The 2002 "Spider-Man" showed us how Peter Parker became a super-powered hero in the first place. The only reason to tell the story again is pure, unadorned greed. Superhero films tend to make a mint.
The Washington Times' Sonny Bunch suggests there's more than studio balance sheets at play with these super-reboots.
Comic books are far from alone when it comes to being adapted over and over again.
Consider “A Christmas Carol.” Charles Dickens‘ classic has been adapted for screens large and small dozens of times. In just the past 20 years, there have been seven film adaptations of “A Christmas Carol,” including a version with the Muppets and a version in which Jim Carrey played both Scrooge and the ghosts who plague him....
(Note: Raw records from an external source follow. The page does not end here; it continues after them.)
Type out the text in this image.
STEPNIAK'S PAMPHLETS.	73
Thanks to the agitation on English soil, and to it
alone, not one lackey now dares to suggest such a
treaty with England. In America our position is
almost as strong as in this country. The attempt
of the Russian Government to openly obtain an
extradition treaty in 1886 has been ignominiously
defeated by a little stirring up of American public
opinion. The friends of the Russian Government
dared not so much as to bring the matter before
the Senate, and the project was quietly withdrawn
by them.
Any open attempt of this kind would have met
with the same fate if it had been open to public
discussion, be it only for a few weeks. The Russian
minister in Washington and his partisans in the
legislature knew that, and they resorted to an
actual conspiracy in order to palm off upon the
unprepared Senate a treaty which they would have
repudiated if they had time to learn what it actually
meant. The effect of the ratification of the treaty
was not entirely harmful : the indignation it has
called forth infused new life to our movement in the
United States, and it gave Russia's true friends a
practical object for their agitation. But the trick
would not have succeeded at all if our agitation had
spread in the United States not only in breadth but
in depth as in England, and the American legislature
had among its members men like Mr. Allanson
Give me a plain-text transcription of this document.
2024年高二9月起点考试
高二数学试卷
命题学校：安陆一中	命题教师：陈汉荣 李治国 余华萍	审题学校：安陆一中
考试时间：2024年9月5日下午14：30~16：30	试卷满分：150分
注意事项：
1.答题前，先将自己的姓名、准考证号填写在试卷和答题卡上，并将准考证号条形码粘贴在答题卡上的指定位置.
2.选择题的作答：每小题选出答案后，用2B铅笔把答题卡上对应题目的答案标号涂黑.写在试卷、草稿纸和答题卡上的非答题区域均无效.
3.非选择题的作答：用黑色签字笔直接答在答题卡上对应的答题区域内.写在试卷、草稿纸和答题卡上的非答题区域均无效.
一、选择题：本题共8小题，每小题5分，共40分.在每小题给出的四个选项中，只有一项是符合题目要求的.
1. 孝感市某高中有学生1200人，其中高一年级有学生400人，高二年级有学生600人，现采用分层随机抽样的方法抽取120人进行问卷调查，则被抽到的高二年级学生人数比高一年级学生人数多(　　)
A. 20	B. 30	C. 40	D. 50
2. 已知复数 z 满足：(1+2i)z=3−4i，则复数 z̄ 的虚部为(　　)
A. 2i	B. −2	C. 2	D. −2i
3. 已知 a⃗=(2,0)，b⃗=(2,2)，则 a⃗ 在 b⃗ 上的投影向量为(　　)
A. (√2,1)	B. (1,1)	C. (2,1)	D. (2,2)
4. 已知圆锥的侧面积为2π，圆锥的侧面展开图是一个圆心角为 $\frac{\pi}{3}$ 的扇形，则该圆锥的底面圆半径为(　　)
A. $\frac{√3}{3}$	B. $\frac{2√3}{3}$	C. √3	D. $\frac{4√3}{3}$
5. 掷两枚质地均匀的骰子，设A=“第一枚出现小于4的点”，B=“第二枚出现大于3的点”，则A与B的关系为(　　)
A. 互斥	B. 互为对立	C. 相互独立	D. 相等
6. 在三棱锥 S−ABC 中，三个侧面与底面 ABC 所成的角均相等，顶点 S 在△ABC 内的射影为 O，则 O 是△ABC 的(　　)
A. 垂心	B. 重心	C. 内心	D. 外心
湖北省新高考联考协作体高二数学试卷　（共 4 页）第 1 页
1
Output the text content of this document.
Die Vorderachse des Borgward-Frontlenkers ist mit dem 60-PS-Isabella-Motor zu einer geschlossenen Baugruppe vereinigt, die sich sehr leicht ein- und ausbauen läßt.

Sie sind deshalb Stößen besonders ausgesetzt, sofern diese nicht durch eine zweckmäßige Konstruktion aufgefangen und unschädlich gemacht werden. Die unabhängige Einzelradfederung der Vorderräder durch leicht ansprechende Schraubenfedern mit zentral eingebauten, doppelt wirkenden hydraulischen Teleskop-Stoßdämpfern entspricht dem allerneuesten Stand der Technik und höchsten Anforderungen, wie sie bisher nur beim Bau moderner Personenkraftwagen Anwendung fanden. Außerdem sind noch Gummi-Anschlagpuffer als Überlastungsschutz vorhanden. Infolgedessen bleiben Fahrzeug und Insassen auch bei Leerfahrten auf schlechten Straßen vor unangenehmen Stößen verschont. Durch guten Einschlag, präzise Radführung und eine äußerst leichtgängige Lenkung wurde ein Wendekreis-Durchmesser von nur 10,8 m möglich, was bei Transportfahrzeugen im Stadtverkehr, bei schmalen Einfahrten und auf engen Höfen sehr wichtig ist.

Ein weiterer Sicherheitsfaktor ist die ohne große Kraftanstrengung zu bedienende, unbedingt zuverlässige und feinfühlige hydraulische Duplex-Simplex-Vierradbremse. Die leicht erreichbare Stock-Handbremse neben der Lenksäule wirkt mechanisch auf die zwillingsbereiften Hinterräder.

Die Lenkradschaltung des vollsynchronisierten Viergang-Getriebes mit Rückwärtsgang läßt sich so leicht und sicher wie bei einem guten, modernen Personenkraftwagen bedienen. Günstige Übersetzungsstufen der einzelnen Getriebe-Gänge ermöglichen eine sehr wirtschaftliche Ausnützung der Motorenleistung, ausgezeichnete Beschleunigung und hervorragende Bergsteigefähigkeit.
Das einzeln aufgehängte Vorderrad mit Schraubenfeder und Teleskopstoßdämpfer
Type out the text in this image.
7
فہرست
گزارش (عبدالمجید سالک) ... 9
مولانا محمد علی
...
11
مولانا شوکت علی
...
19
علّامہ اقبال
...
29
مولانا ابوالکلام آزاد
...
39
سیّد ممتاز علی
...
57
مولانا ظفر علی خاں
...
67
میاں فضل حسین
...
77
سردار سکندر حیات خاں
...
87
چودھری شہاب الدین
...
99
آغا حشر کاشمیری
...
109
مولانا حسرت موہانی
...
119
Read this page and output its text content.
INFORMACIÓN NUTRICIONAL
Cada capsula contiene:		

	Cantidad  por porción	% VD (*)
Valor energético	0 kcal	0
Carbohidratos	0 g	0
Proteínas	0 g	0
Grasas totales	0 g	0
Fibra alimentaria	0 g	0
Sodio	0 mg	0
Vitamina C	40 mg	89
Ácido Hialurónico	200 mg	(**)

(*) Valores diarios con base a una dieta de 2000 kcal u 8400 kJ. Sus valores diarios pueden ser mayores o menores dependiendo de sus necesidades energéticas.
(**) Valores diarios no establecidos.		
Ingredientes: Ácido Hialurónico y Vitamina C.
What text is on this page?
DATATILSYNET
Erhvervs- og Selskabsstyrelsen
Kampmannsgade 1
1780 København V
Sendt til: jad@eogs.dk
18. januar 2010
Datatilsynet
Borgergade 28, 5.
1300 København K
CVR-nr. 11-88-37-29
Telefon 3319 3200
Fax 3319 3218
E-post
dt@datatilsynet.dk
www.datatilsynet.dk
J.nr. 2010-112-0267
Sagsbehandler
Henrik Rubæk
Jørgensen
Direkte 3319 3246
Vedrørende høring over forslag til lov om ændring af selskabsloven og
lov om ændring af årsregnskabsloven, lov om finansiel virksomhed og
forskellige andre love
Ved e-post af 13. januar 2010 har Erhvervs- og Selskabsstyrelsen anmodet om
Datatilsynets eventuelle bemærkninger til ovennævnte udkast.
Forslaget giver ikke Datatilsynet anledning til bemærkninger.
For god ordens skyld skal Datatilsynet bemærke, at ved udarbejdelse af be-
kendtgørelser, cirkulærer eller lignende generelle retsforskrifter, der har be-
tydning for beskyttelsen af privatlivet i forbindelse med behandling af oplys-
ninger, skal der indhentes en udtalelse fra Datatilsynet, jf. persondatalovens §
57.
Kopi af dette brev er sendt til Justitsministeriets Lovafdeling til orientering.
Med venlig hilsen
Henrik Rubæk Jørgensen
Similarly, Shakespeare doesn’t get old. You’ll never see a critic write, “‘Romeo and Juliet’ — again?” Or “The Danish Prince still?” Or, “This Macbeth joker, always with the murders!”
So why Spider-Man and Batman 2.0? Bunch says these tales tap into something other films can't deliver - a conservative side of modern storytelling.
....Obviously, superhero pictures are filling a gap in the marketplace: Critical weariness of reboots aside, audiences love them. We are starved for tales of unambiguous heroism, the sort of film that gives us good guys and bad guys and resolution, self-sacrifice and self-reliance.